Japan, U.S. and EU to jointly measure plastic waste inflows into the oceans

JIJI

Japan plans to lead a new initiative to gauge the amount of marine plastic waste released from individual countries in cooperation with the United States and the European Union, according to informed sources.

Talks on the matter will start at a four-day working-level meeting of the Group of 20 advanced and emerging economies in Tokyo from Tuesday, the sources said.

The central government aims to announce the results of the discussions at a G20 meeting in Saudi Arabia next year.

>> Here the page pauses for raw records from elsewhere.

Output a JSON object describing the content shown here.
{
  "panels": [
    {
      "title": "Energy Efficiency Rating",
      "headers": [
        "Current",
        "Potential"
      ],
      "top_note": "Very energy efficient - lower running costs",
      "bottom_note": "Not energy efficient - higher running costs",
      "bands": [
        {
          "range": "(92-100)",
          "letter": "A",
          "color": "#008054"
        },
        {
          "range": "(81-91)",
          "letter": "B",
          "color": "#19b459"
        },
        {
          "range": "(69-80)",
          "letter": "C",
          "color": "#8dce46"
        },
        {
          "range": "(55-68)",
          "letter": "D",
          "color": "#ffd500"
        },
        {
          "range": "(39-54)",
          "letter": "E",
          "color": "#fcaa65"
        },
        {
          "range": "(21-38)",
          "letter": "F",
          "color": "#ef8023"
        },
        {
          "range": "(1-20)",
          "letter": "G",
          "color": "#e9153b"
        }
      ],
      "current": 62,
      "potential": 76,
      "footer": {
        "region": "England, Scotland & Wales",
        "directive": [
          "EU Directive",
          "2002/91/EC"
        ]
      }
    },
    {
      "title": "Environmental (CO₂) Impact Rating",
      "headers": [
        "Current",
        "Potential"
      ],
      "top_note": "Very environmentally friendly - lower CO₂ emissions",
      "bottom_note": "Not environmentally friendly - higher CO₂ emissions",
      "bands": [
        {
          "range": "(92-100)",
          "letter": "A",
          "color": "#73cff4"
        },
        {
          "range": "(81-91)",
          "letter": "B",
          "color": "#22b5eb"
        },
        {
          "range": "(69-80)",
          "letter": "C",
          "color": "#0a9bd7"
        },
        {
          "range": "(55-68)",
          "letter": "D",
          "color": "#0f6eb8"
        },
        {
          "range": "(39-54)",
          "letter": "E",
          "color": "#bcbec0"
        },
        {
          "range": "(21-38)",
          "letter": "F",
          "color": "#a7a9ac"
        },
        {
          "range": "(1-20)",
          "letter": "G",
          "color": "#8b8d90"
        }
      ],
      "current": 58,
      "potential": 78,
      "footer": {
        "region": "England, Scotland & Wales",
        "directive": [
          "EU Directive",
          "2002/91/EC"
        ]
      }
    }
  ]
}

The figures currently used were compiled by the U.S. government and others in 2015. But the numbers are rough estimates based on coastal populations, the sizes of economies and other data.

The estimates put the annual amount released from Japan at 20,000 to 60,000 tons. The volume coming from China is calculated to be anywhere from 1.32 million to 3.53 million tons.

Japan, the United States and the EU have decided to take the initiative in establishing a method for obtaining estimates closer to the real numbers, as there currently is no such international mechanism in place, according to the sources.

In June this year, the G20 energy and environment ministers agreed to set up the first international framework for cooperation to reduce marine plastic waste.

The forthcoming Tokyo meeting will be the first opportunity for G20 members to report their efforts made within the framework.

The meeting is also seen as a starting point toward the realization of the Osaka Blue Ocean Vision, which was approved at the G20 summit in Osaka in June, to reduce additional marine plastic pollution to zero by 2050.

On Tuesday, Japan, the United States and the EU will jointly hold a workshop, mainly for specialists, on methods for measuring plastic waste volume and developing water-soluble plastics.

The EU will primarily be in charge of estimating the amount of waste released into the ocean, while Japan will take the lead in measuring the actual amount of marine plastic litter.

The United States will focus on technological innovations.

At the Tokyo meeting, a report will be drawn up to summarize measures against marine waste taken by G20 members. Also planned is the adoption of a road map to promote effective waste management, including a reduction in food losses and more efficient uses of resources.